Does Linux C language have bits?

Linux C language has bit; in the microcontroller C language, bit is a new keyword, often used to define a "bit variable"; the method of defining bit type data in C language is: 1. Through sbit Or bit definition; 2. Define through bit field (in structure); 3. Define through combined bit operators.

#The operating environment of this tutorial: linux5.9.8 system, Dell G3 computer.

Does Linux C language have bits?

have.

C language defines bit type data:

1. Definition through sbit or bit

sbit is mapped to the IO port (IO such as P1^1 The "bit" of the port)

bit is in the bit-addressable space in RAM and is generally used as a flag bit for program judgment.

Consider that one of them is external (sbit) and the other is internal (bit).

In the microcontroller C language, bit is a new keyword, often used to define a "bit variable"

2. Define through bit fields (in structures)

Definition of bit fields and description of bit field variables Bit field definition is similar to structure definition, and its form is:

　struct bit field structure name

　{Bit field list};

The form of the bit field list is: Type specifier bit domain name: bit field length

For example:

struct bs 
{ 
　int a:8; 
　int b:2; 
　int c:6; 
};

The description of bit field variables is the same as the description of structure variables. You can define first and then explain, define and explain at the same time, or explain directly. For example:

struct bs 
{ 
　int a:8; 
　int b:2; 
　int c:6; 
}data;

It indicates that data is a bs variable, occupying two bytes in total. Bit field a occupies 8 bits, bit field b occupies 2 bits, and bit field c occupies 6 bits. There are several explanations for the definition of bit fields:

1. A bit field must be stored in the same byte and cannot span two bytes. If the remaining space of one byte is not enough to store another bit field, the bit field should be stored from the next unit. You can also intentionally start a bit field from the next unit. For example:

struct bs 
{ 
　unsigned a:4 
　unsigned :0 /*空域*/ 
　unsigned b:4 /*从下一单元开始存放*/ 
　unsigned c:4 
}

In this bit field definition, a occupies 4 bits of the first byte, fill in the last 4 bits with 0 to indicate not used, b starts from the second byte, occupying 4 bits, and c occupies 4 bits Bit.

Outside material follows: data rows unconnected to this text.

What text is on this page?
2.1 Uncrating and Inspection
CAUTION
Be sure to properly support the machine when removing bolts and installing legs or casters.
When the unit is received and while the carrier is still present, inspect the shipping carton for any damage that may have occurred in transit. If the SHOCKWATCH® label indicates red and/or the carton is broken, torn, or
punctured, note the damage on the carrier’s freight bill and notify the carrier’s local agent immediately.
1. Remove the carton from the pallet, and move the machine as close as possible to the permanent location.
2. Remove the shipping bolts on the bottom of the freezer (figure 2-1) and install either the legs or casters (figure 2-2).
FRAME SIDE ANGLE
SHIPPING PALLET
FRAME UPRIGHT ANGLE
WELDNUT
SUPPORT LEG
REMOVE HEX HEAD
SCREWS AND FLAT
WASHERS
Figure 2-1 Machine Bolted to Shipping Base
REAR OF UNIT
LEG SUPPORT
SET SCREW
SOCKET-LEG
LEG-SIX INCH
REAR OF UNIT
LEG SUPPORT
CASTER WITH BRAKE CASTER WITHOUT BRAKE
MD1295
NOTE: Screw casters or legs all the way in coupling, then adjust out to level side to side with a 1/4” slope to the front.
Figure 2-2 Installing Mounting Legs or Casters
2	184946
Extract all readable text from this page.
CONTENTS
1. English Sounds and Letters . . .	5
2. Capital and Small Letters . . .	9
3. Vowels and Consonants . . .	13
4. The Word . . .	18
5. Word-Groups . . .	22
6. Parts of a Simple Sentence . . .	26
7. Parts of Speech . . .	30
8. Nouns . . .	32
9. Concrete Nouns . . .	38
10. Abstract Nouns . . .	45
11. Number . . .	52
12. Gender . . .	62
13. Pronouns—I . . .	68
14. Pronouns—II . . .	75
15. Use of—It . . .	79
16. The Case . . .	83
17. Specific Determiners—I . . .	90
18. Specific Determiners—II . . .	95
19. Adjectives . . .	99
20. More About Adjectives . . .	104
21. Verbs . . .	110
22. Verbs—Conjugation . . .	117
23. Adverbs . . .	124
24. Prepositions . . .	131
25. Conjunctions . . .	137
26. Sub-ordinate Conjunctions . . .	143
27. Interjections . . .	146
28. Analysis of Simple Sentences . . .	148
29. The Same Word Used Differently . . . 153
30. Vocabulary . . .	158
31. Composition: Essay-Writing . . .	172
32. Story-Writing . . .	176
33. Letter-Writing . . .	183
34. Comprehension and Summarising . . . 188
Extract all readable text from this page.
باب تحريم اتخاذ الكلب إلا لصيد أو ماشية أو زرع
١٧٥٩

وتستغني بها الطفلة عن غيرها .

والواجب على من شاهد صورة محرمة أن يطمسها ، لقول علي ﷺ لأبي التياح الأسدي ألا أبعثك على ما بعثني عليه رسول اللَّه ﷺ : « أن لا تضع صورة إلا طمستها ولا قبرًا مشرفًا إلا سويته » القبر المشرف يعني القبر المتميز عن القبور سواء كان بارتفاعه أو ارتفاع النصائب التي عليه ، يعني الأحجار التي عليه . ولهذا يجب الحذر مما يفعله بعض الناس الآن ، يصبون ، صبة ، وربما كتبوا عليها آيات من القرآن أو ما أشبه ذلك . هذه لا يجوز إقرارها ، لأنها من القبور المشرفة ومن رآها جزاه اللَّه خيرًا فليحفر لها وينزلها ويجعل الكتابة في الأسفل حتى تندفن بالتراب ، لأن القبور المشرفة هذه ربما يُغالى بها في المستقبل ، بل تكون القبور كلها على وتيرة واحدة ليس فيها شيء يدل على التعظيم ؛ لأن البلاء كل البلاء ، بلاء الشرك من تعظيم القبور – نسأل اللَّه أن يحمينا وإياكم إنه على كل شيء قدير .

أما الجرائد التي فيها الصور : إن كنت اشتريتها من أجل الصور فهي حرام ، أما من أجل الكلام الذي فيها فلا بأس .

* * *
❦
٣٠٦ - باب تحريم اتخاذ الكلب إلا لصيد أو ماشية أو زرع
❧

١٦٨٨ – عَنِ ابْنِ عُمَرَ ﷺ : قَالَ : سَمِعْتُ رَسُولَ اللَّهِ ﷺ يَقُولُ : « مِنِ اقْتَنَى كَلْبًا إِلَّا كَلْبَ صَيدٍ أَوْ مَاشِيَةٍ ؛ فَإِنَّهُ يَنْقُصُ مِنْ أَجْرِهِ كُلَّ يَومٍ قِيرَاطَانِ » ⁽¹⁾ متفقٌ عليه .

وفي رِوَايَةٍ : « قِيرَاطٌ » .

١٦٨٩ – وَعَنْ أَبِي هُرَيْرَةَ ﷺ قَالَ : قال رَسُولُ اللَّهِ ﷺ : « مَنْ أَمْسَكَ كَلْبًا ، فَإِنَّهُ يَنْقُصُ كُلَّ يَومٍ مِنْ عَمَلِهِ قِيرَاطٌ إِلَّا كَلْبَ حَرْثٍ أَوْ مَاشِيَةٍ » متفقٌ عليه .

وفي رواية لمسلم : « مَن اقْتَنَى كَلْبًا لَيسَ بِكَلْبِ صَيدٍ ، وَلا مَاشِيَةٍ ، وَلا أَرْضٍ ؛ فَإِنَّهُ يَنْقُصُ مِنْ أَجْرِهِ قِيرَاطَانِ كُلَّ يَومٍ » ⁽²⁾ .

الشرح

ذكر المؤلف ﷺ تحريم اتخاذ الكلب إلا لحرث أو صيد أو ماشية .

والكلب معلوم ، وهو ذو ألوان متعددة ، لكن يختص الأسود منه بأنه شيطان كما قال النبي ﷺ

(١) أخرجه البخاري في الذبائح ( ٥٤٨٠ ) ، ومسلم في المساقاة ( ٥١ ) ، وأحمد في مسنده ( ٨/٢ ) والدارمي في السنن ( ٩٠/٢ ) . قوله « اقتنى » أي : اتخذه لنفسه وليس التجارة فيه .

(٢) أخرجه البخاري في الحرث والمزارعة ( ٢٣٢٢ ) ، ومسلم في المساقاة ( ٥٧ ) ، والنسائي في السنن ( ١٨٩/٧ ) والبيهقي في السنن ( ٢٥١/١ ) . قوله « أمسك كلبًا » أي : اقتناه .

　2. Since the bit field is not allowed to span two bytes, the length of the bit field cannot be greater than the length of one byte, that is, it cannot exceed 8 binary bits.

　3. The bit field can have no bit domain name. At this time, it is only used for filling or adjusting the position. Unnamed bit fields cannot be used. For example:

struct k 
{ 
　int a:1 
　int :2 /*该2位不能使用*/ 
　int b:3 
　int c:2 
};

From the above analysis, it can be seen that bit field is essentially a structure type, but its members are allocated in binary terms.

2. The use of bit fields

The use of bit fields is the same as the use of structure members. Its general form is: Bit field variable name • Bit domain name Bit fields allow output in various formats.

main(){ 
　struct bs 
　{ 
　　unsigned a:1; 
　　unsigned b:3; 
　　unsigned c:4; 
　} bit,*PBit; 
　bit.a=1; 
　bit.b=7; 
　bit.c=15; 
　printf("%d,%d,%d\n",bit.a,bit.b,bit.c); 
　PBit=&bit; 
　PBit->a=0; 
　PBit->b&=3; 
　PBit->c|=1; 
　printf("%d,%d,%d\n",PBit->a,PBit->b,PBit->c); 
}

The above example program defines the bit field structure bs, and the three bit fields are a, b, and c. The variable bit of type bs and the pointer variable PBit pointing to type bs are explained. This means that bitfields can also use pointers.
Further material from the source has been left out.